Kathryn Erskine: Recommended Reads of 2011
Kathryn Erskine is the author of four children’s books: “The Absolute Value of Mike,” “Mockingbird,” “Quaking,” and “Ibhubesi: The Lion.” Erskine received the National Book Award in 2010 for “Mockingbird” and her book “The Absolute Value of Mike” was voted a “Best Children’s Book of 2011″ by BookPage.
When we asked Erskine for her recommendations for 2011, she said: “As a children’s author, I have to focus mostly on books for young people, but for anyone young at heart, these books are universal.”
“Mini Racer” by Kristy Dempsey and Bridget Strevens-Marzo. Bright, peppy, and fun with musical language and pictures you can go back to and find things you missed before. If you liked Richard Scarry, you’ll love this!
“Tia Isa Wants a Car” by Meg Medina and Claudio Munoz. A warm look at determination and a different culture, not to mention strong females, from a Cuban American author.
“Hound Dog True” by Linda Urban. Another sweet story of determination for a slightly older set — even adults will enjoy these characters!
“A Dog’s Way Home” by Bobbie Pyron. A must for dog lovers, especially in the Appalachian area.
“The Great Wall of Lucy Wu” by Wendy Shang. Chinese American girl handling her two cultures with humor and smarts! [EDITOR'S NOTE: Yay! We love when there's love between our GBF authors.]
“Okay for Now” by Gary D. Schmidt. Already a National Book Award finalist, I predict this will be on many award lists. You just can’t help loving and rooting for diamond in the rough Doug.
“This Thing Called the Future” by J.L. Powers. A great look at life in a modern day South African shantytown with its love, family, fears, and balance between traditional and contemporary culture.

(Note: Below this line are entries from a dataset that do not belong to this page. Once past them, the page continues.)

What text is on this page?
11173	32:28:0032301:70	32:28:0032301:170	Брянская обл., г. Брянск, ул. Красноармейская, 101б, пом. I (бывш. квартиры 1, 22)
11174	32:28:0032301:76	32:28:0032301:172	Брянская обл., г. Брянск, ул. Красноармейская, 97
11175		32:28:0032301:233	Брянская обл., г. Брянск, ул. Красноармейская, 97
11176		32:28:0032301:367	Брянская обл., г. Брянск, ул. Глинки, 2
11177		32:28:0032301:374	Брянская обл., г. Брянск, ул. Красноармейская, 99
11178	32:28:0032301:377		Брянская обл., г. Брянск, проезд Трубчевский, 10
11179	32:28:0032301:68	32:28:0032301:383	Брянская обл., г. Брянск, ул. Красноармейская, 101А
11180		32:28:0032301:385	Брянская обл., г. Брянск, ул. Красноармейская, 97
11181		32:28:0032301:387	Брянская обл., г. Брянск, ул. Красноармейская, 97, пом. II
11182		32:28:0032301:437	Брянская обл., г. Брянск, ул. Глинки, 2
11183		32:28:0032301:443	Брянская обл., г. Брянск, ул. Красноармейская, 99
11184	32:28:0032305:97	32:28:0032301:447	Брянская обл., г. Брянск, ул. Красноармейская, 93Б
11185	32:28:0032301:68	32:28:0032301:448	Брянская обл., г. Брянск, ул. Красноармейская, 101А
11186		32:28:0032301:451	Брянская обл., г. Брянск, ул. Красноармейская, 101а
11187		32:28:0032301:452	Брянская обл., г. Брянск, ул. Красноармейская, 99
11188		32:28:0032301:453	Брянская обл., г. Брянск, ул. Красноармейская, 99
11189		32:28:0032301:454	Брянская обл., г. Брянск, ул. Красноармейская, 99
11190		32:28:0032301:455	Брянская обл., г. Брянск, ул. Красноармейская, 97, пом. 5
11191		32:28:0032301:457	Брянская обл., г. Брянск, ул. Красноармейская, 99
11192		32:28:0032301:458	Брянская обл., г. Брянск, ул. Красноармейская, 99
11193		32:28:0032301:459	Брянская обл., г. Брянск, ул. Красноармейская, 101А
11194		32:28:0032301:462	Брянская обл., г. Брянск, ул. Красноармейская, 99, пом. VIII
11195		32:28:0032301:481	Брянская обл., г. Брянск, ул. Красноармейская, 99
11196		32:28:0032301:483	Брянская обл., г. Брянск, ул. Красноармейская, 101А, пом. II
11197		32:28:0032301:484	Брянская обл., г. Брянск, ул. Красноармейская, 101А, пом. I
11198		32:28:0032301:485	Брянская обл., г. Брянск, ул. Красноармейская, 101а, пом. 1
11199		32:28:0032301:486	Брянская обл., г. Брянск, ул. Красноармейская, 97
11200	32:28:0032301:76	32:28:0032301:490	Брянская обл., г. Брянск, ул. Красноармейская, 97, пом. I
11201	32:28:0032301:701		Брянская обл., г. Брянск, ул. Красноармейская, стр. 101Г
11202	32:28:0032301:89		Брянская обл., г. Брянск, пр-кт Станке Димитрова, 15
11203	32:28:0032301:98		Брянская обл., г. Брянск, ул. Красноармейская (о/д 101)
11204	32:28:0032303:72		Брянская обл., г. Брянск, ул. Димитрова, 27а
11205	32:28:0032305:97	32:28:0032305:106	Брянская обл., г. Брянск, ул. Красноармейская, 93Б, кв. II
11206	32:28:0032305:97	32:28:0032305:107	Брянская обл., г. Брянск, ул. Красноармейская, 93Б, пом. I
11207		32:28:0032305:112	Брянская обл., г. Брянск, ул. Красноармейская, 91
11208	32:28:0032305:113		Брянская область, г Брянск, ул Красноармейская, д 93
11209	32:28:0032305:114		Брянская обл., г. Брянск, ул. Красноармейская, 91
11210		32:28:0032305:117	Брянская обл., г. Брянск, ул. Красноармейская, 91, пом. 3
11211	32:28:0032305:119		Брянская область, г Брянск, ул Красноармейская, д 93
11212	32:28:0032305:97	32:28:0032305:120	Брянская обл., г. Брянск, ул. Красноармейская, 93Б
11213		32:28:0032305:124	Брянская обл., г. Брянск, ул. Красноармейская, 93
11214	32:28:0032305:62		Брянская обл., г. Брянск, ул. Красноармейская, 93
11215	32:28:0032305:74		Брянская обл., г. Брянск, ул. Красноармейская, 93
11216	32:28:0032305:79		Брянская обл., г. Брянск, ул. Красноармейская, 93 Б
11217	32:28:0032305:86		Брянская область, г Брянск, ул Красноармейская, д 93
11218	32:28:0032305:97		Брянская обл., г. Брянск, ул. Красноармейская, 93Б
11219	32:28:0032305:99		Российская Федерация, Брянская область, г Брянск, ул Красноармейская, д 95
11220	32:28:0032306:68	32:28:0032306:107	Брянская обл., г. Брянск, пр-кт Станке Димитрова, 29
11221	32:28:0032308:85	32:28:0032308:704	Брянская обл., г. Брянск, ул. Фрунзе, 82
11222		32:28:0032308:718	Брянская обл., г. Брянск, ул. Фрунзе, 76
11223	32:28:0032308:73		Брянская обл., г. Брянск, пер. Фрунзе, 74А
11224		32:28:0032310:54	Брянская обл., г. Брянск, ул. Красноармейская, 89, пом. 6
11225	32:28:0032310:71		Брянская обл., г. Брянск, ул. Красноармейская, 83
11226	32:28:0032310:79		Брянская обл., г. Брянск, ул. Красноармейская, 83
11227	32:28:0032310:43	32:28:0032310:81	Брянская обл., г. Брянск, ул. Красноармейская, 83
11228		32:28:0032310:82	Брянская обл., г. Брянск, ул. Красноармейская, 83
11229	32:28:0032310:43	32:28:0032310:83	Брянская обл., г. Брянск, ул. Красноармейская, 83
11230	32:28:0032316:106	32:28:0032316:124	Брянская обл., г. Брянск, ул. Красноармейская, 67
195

“We are America” by Walter Dean Myers & Christopher Myers. Beautiful, poetic and strikes the right balance between pride and recognizing where we might not be perfect–but don’t worry, you’re left with a strong sense of hope for us all.
“The Good Daughter: A Memoir of My Mother’s Hidden Life” by Jasmin Darznik. This is an adult book and a fascinating read if you want to know the culture of Iran over the last century–the true account of this Iranian American author’s extended family.